Public databases like PubMed provide abstracts and citations but the full text of many studies are locked behind pay-walls. For research funded by NIH tax dollars for FY 2009, and after, publishers have 12 months to deposit peer-reviewed works into PMC (formerly PubMed Central). Policy notes are here.
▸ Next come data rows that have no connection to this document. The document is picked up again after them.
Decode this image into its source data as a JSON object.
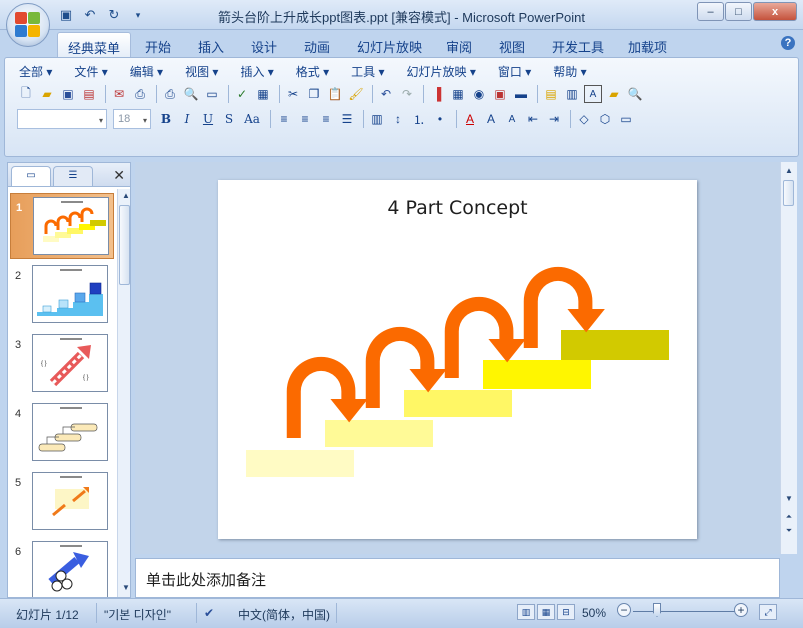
{
  "window": {
    "title": "箭头台阶上升成长ppt图表.ppt [兼容模式] - Microsoft PowerPoint",
    "controls": [
      "–",
      "□",
      "x"
    ]
  },
  "qat": [
    "save-icon",
    "undo-icon",
    "redo-icon",
    "customize-icon"
  ],
  "tabs": [
    {
      "label": "经典菜单",
      "active": true
    },
    {
      "label": "开始"
    },
    {
      "label": "插入"
    },
    {
      "label": "设计"
    },
    {
      "label": "动画"
    },
    {
      "label": "幻灯片放映"
    },
    {
      "label": "审阅"
    },
    {
      "label": "视图"
    },
    {
      "label": "开发工具"
    },
    {
      "label": "加载项"
    }
  ],
  "menu": [
    "全部 ▾",
    "文件 ▾",
    "编辑 ▾",
    "视图 ▾",
    "插入 ▾",
    "格式 ▾",
    "工具 ▾",
    "幻灯片放映 ▾",
    "窗口 ▾",
    "帮助 ▾"
  ],
  "format": {
    "font_size": "18",
    "bold": "B",
    "italic": "I",
    "underline": "U",
    "strike": "S",
    "case": "Aa"
  },
  "slides": [
    {
      "num": "1",
      "selected": true
    },
    {
      "num": "2"
    },
    {
      "num": "3"
    },
    {
      "num": "4"
    },
    {
      "num": "5"
    },
    {
      "num": "6"
    }
  ],
  "slide": {
    "title": "4 Part  Concept",
    "colors": {
      "orange": "#fb6a00",
      "step1": "#fffbc4",
      "step2": "#fffa97",
      "step3": "#fff765",
      "step4": "#fff600",
      "step5": "#d2ca00"
    }
  },
  "notes": {
    "placeholder": "单击此处添加备注"
  },
  "status": {
    "slide_info": "幻灯片 1/12",
    "theme": "\"기본 디자인\"",
    "language": "中文(简体，中国)",
    "zoom": "50%"
  },
  "accent": "#15428b"
}
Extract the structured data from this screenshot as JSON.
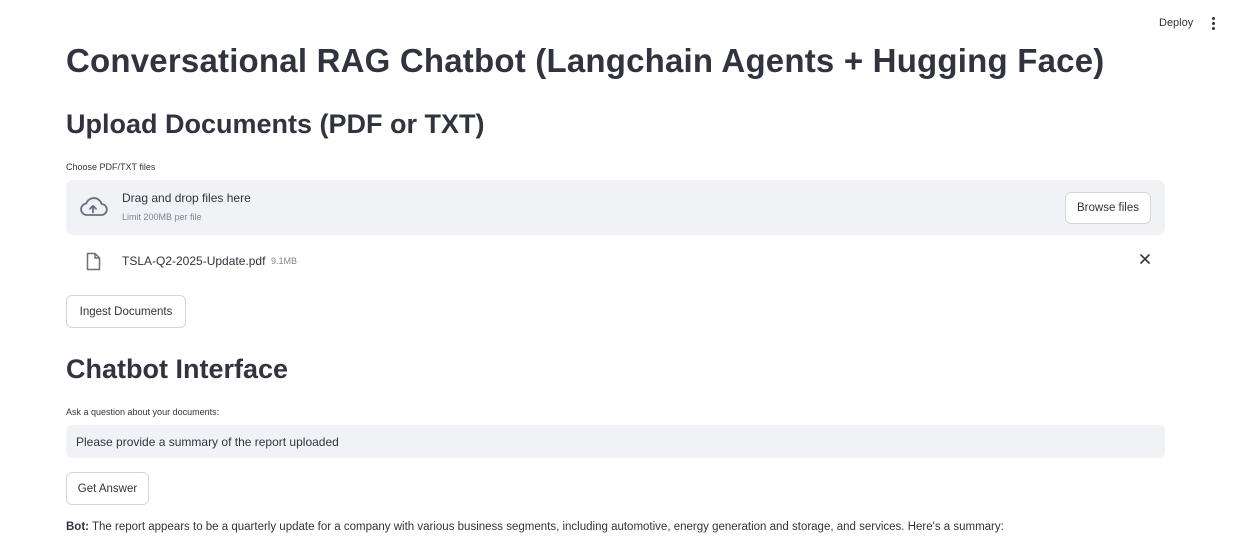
{
  "header": {
    "deploy_label": "Deploy",
    "menu_icon": "vertical-ellipsis-icon"
  },
  "page": {
    "title": "Conversational RAG Chatbot (Langchain Agents + Hugging Face)"
  },
  "upload": {
    "heading": "Upload Documents (PDF or TXT)",
    "field_label": "Choose PDF/TXT files",
    "dropzone_title": "Drag and drop files here",
    "dropzone_limit": "Limit 200MB per file",
    "browse_label": "Browse files",
    "dropzone_icon": "cloud-upload-icon",
    "file": {
      "name": "TSLA-Q2-2025-Update.pdf",
      "size": "9.1MB",
      "icon": "file-icon"
    },
    "ingest_label": "Ingest Documents"
  },
  "chat": {
    "heading": "Chatbot Interface",
    "question_label": "Ask a question about your documents:",
    "question_value": "Please provide a summary of the report uploaded",
    "answer_button_label": "Get Answer",
    "bot_prefix": "Bot:",
    "bot_text": "The report appears to be a quarterly update for a company with various business segments, including automotive, energy generation and storage, and services. Here's a summary:"
  },
  "colors": {
    "text": "#31333f",
    "muted": "#808495",
    "input_bg": "#f0f2f6",
    "border": "#d6d6d9"
  }
}
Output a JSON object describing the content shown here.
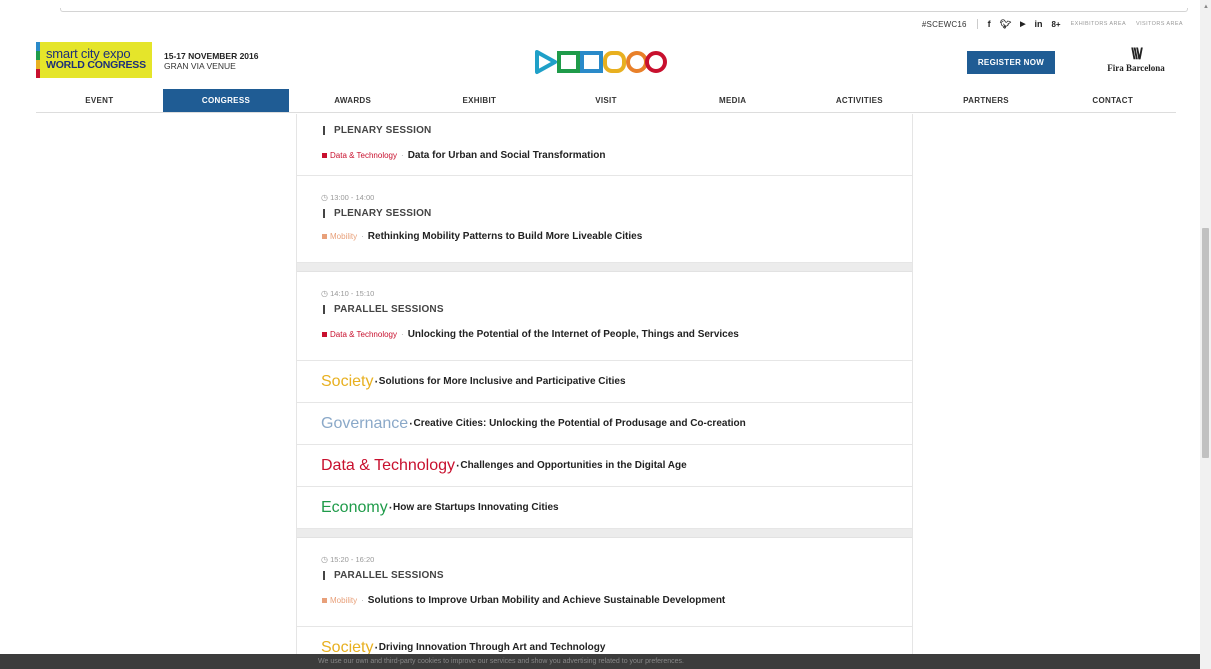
{
  "utility": {
    "hashtag": "#SCEWC16",
    "social": [
      "f",
      "…",
      "You",
      "in",
      "8+"
    ],
    "exhibitors_area": "EXHIBITORS AREA",
    "visitors_area": "VISITORS AREA"
  },
  "logo": {
    "line1": "smart city expo",
    "line2": "WORLD CONGRESS"
  },
  "event": {
    "date": "15-17 NOVEMBER 2016",
    "venue": "GRAN VIA VENUE"
  },
  "header": {
    "register_label": "REGISTER NOW",
    "partner_name": "Fira Barcelona"
  },
  "nav": [
    {
      "label": "EVENT",
      "active": false
    },
    {
      "label": "CONGRESS",
      "active": true
    },
    {
      "label": "AWARDS",
      "active": false
    },
    {
      "label": "EXHIBIT",
      "active": false
    },
    {
      "label": "VISIT",
      "active": false
    },
    {
      "label": "MEDIA",
      "active": false
    },
    {
      "label": "ACTIVITIES",
      "active": false
    },
    {
      "label": "PARTNERS",
      "active": false
    },
    {
      "label": "CONTACT",
      "active": false
    }
  ],
  "colors": {
    "data_technology": "#c8102e",
    "mobility": "#e8a07a",
    "society": "#e8b020",
    "governance": "#8aa8c8",
    "economy": "#1f9b4a",
    "accent": "#1f5c94"
  },
  "schedule": {
    "block0": {
      "session": "PLENARY SESSION",
      "talk": {
        "category": "Data & Technology",
        "title": "Data for Urban and Social Transformation"
      }
    },
    "block1": {
      "time": "13:00 - 14:00",
      "session": "PLENARY SESSION",
      "talk": {
        "category": "Mobility",
        "title": "Rethinking Mobility Patterns to Build More Liveable Cities"
      }
    },
    "block2": {
      "time": "14:10 - 15:10",
      "session": "PARALLEL SESSIONS",
      "talks": [
        {
          "category": "Data & Technology",
          "title": "Unlocking the Potential of the Internet of People, Things and Services"
        },
        {
          "category": "Society",
          "title": "Solutions for More Inclusive and Participative Cities"
        },
        {
          "category": "Governance",
          "title": "Creative Cities: Unlocking the Potential of Produsage and Co-creation"
        },
        {
          "category": "Data & Technology",
          "title": "Challenges and Opportunities in the Digital Age"
        },
        {
          "category": "Economy",
          "title": "How are Startups Innovating Cities"
        }
      ]
    },
    "block3": {
      "time": "15:20 - 16:20",
      "session": "PARALLEL SESSIONS",
      "talks": [
        {
          "category": "Mobility",
          "title": "Solutions to Improve Urban Mobility and Achieve Sustainable Development"
        },
        {
          "category": "Society",
          "title": "Driving Innovation Through Art and Technology"
        }
      ]
    }
  },
  "cookie": {
    "text": "We use our own and third-party cookies to improve our services and show you advertising related to your preferences."
  }
}
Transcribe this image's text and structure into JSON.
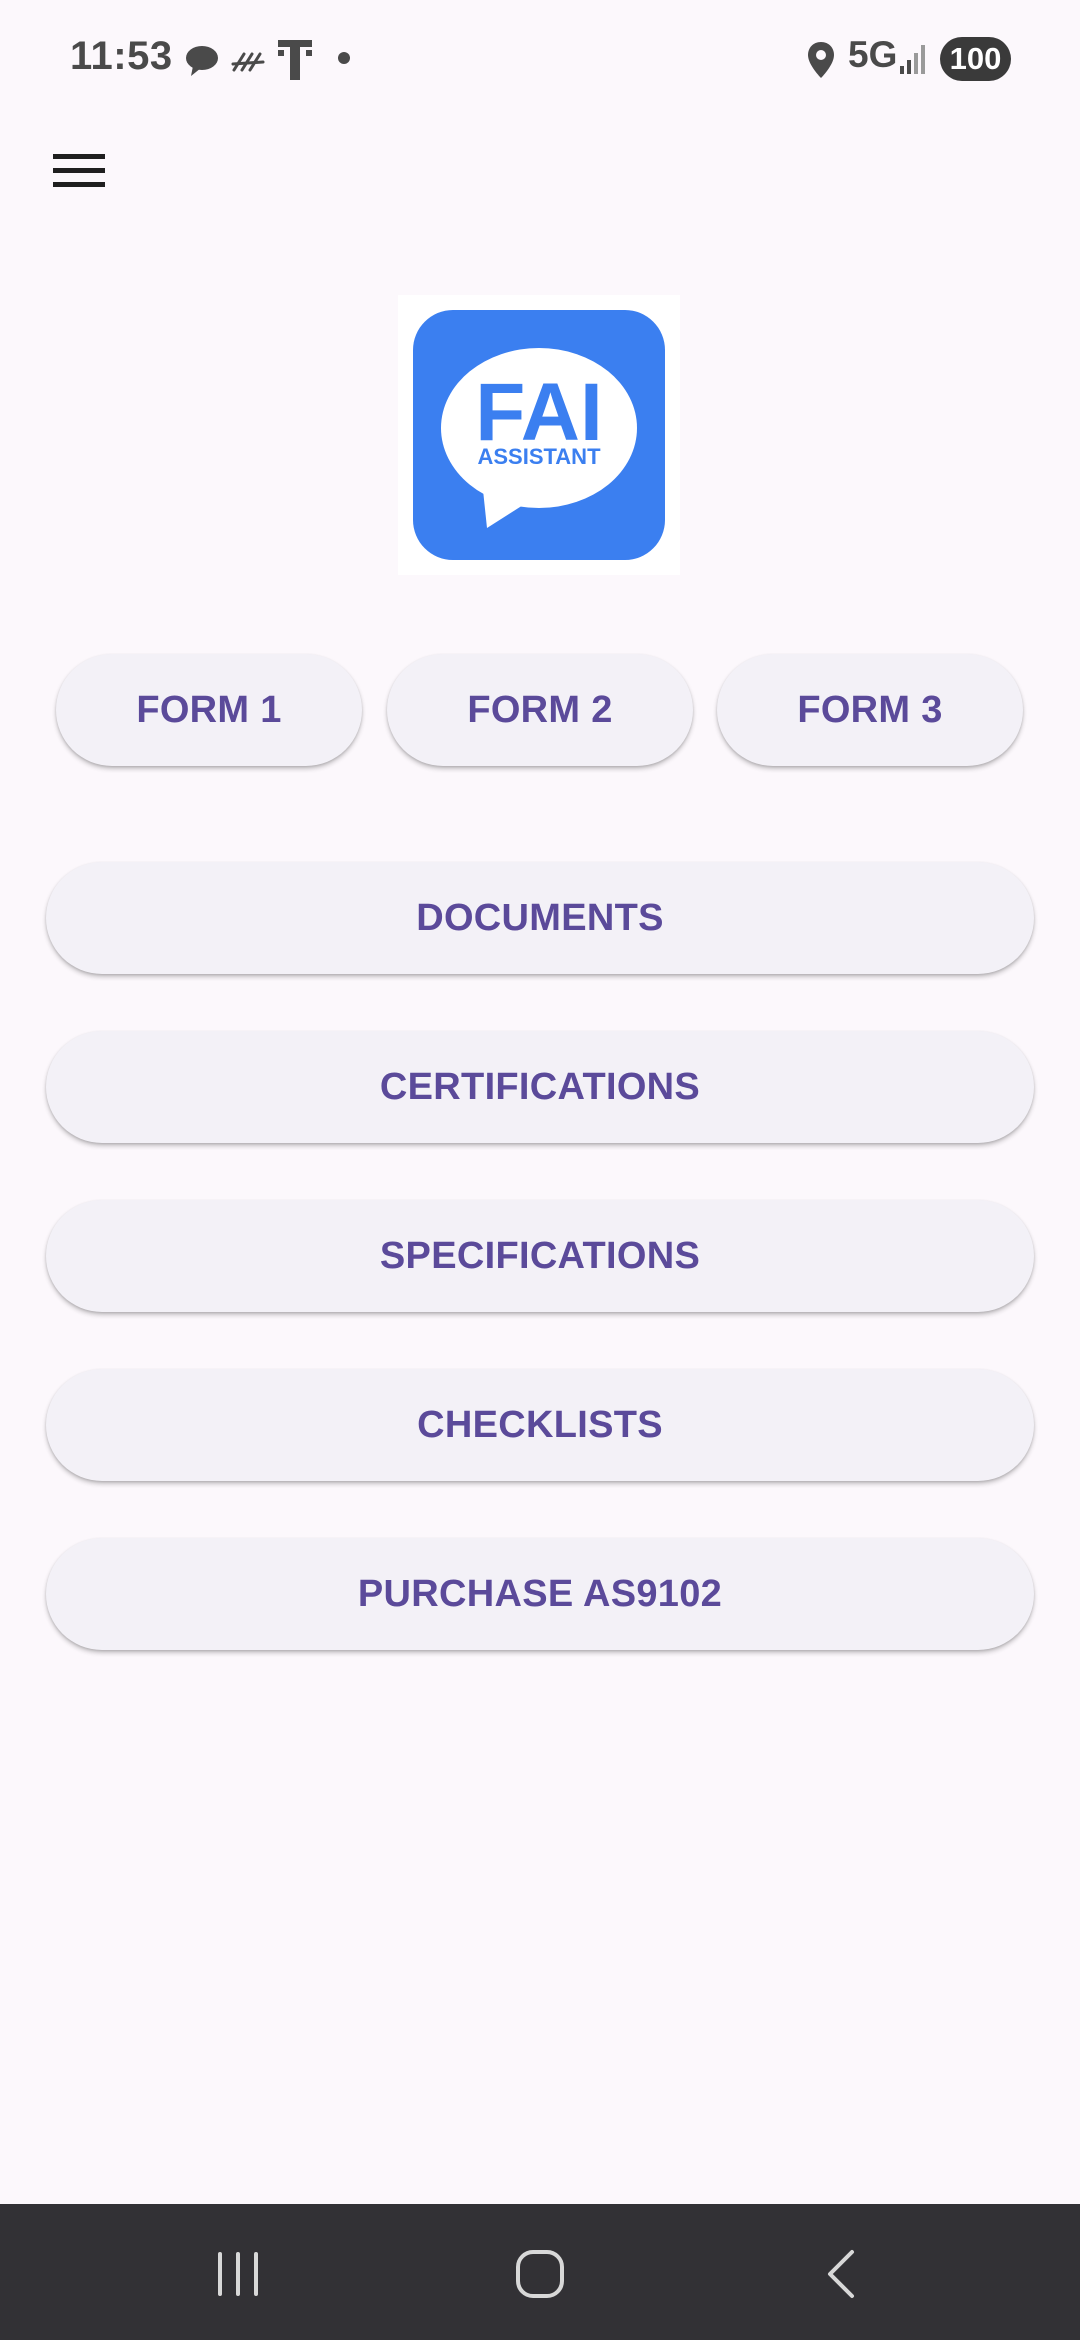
{
  "status_bar": {
    "time": "11:53",
    "network": "5G",
    "battery": "100",
    "icons": [
      "chat-bubble-icon",
      "no-data-icon",
      "t-mobile-icon",
      "dot-icon",
      "location-icon",
      "signal-icon"
    ]
  },
  "app_bar": {
    "menu_icon": "hamburger-menu-icon"
  },
  "logo": {
    "main_text": "FAI",
    "sub_text": "ASSISTANT",
    "color": "#3b7ff0"
  },
  "form_buttons": [
    {
      "label": "FORM 1"
    },
    {
      "label": "FORM 2"
    },
    {
      "label": "FORM 3"
    }
  ],
  "menu_buttons": [
    {
      "label": "DOCUMENTS"
    },
    {
      "label": "CERTIFICATIONS"
    },
    {
      "label": "SPECIFICATIONS"
    },
    {
      "label": "CHECKLISTS"
    },
    {
      "label": "PURCHASE AS9102"
    }
  ],
  "nav_bar": {
    "items": [
      "recent-apps-icon",
      "home-icon",
      "back-icon"
    ]
  },
  "colors": {
    "background": "#fcf8fc",
    "button_background": "#f3f1f7",
    "button_text": "#5b4a9a",
    "nav_bar": "#323135"
  }
}
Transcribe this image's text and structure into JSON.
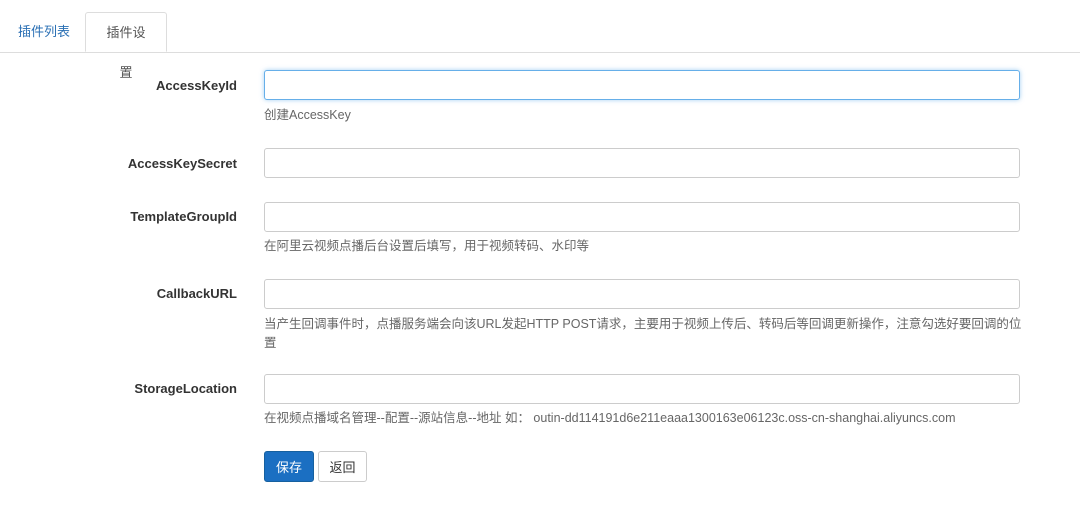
{
  "tabs": [
    {
      "label": "插件列表",
      "active": false
    },
    {
      "label": "插件设置",
      "active": true
    }
  ],
  "form": {
    "fields": [
      {
        "label": "AccessKeyId",
        "value": "",
        "help": "创建AccessKey"
      },
      {
        "label": "AccessKeySecret",
        "value": "",
        "help": ""
      },
      {
        "label": "TemplateGroupId",
        "value": "",
        "help": "在阿里云视频点播后台设置后填写，用于视频转码、水印等"
      },
      {
        "label": "CallbackURL",
        "value": "",
        "help": "当产生回调事件时，点播服务端会向该URL发起HTTP POST请求，主要用于视频上传后、转码后等回调更新操作，注意勾选好要回调的位置"
      },
      {
        "label": "StorageLocation",
        "value": "",
        "help": "在视频点播域名管理--配置--源站信息--地址 如： outin-dd114191d6e211eaaa1300163e06123c.oss-cn-shanghai.aliyuncs.com"
      }
    ]
  },
  "actions": {
    "save_label": "保存",
    "back_label": "返回"
  },
  "colors": {
    "primary": "#1b6fc2",
    "link": "#2a6fb4",
    "focus": "#66afe9"
  }
}
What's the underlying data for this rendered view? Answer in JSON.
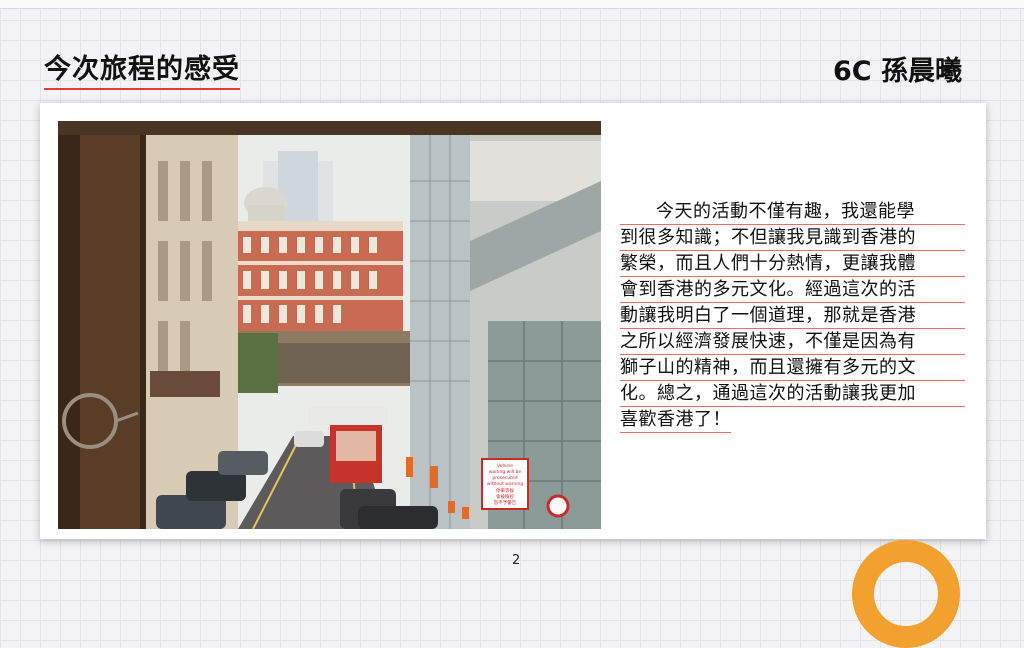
{
  "slide": {
    "title": "今次旅程的感受",
    "author": "6C  孫晨曦",
    "page_number": "2"
  },
  "body": {
    "lines": [
      "今天的活動不僅有趣，我還能學",
      "到很多知識；不但讓我見識到香港的",
      "繁榮，而且人們十分熱情，更讓我體",
      "會到香港的多元文化。經過這次的活",
      "動讓我明白了一個道理，那就是香港",
      "之所以經濟發展快速，不僅是因為有",
      "獅子山的精神，而且還擁有多元的文",
      "化。總之，通過這次的活動讓我更加",
      "喜歡香港了！"
    ]
  },
  "photo": {
    "description_icon": "street-photo",
    "sign_text": [
      "Vehicle",
      "waiting will be",
      "prosecuted",
      "without warning",
      "停車等候",
      "會被檢控",
      "恕不予警告"
    ]
  },
  "colors": {
    "underline": "#f06a6a",
    "accent_orange": "#f2a12e"
  }
}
Here’s a citation of an article in PMC:
Chang, Harry et al. “Medicare and Medicaid Enrollment and Outside Hospitalizations Among HIV-Infected and Uninfected Veterans Engaged in VA Care: a Retrospective Cohort Study.” BMC Health Services Research 15 (2015): 27. PMC. Web. 20 Feb. 2015.
I’ve emailed NIH to see how I can read public domain articles. There’s a brand new article cited in PUBMED that I would like to read but can’t: Prevalence and Treatment of Chronic Hepatitis C Virus Infection in the US Department of Veterans Affairs.
It states, “This work is written by (a) US Government employee(s) and is in the public domain in the US.” That means it is owned by the U. S. public--us!
Yet this article is locked behind a paywall by Oxford Publishing (Epidemiol Rev. 2015;37(1):131-43. doi: 10.1093/epirev/mxu002. Epub 2015 Jan 19.).
To read this article tonight , I would have to pay Oxford $39.00 for 1-day access (pay-per-view). I hope this is a just a mistake. I’ll let you know what I find out because up-to-date quality VA research can help win VA benefits claims and cannot be rejected by the VA as “Internet junk,” a problem some veterans have reported. After all, it’s from their own medical staff and researchers! Not having free access to this information puts veterans at a large disadvantage to those with reading privileges.
Update: The author of the HCV research, Lauren Beste, has kindly emailed the paper to me (below) so I am grateful for that. Lauren works at Veterans Affairs Puget Sound Health Care System. The VA has some wonderful medical researchers on board and they want us to read the fruits of their hard work.
Also an ASKNOD reader with access to the article via an academic site has helped us with this. I haven’t heard back from NIH. As the saying goes, “Information wants to be free.”